Das diferenças


Menalton Braff, Revista Bula

“De meu falecido pai aprendi algumas lições. Hoje penso que nem todas foram muito importantes, pois nós tínhamos nossas diferenças que deveremos carregar para o reino de Hades. Uma delas, contudo, a do respeito pelas diferenças, veio-me dele. Apesar de que, na prática, muitas vezes, ele tenha deixado de aceitar opiniões minhas diferentes das opiniões dele. Só bem mais tarde aprendi que discurso pode ser intenção, e que intenção pode não corresponder ao ato.

Tempos atrás um jovem repórter me pediu uma entrevista, e tenho por norma jamais me recusar, mesmo sob condições adversas. Tenho consciência do que representa a mídia para mim e aprendi a respeitá-la.
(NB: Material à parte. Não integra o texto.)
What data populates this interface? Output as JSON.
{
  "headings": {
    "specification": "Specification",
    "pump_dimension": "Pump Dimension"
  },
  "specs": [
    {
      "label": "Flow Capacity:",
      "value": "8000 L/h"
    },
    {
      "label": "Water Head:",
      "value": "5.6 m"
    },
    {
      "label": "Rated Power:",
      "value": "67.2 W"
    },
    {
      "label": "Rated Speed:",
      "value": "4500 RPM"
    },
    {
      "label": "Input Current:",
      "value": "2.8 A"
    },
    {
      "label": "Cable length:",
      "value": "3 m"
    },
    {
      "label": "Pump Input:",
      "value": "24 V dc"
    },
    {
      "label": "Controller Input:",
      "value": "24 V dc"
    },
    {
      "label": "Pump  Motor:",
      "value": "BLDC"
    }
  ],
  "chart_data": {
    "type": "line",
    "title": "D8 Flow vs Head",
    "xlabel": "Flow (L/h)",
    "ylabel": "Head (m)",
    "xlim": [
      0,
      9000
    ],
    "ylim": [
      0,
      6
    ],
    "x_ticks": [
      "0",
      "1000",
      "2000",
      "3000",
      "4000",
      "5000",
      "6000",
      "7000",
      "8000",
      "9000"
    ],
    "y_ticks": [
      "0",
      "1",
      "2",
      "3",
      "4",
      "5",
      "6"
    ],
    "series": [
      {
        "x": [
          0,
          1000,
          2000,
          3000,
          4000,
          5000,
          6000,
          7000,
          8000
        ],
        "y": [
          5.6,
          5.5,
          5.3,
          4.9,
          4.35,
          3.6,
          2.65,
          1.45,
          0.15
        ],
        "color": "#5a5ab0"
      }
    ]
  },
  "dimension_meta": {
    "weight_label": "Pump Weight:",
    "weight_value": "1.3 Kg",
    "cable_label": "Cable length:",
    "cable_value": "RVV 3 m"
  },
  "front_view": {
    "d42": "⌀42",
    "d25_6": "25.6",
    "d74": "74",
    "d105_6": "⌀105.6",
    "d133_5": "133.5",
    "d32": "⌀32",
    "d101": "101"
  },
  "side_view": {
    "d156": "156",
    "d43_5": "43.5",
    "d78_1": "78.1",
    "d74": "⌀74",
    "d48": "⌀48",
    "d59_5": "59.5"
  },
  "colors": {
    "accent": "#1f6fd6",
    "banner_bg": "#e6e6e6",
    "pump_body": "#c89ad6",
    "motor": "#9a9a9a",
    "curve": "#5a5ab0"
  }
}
Como fecho da entrevista, o jovem me pediu a indicação de algum livro, com algumas palavras sobre ele. Se desde muito cedo vivo entre livros, e os manipulo diariamente, não foi difícil escolher um, cuja leitura me parece fundamental para uma pessoa culta. Mas o repórter não estava satisfeito. Acabou pedindo a indicação de um DVD. Arregalei os olhos, e ele, gentilmente, explicou: algum show que o senhor recomende. Quando percebeu minha atrapalhação, olhou-me com sorriso sardônico: — Mas nenhum? O senhor, então, não gosta de música?

O jovem fez-me sentir um paquiderme, um ser fora de seu planeta. Não tive como responder na fogueira do tempo, mas agora tento explicar-me.

Meu caro jovem, se você está lendo esta crônica, e se você, por qualquer acaso gosta de ler, eu amo a música, que estudei até certa altura da adolescência. Eduquei meu ouvido para sutilezas de timbre, combinações, variedades rítmicas. Tenho necessidade de música, que costumo curtir muitas vezes de olhos fechados, para não perder nada. De show não, de show não entendo. Mas me parece que não é música o que se busca em um evento desses, senão a comunhão com os da tribo, numa espécie de rito que não me diz nada.

Nem melhor, nem pior, apenas diferente.”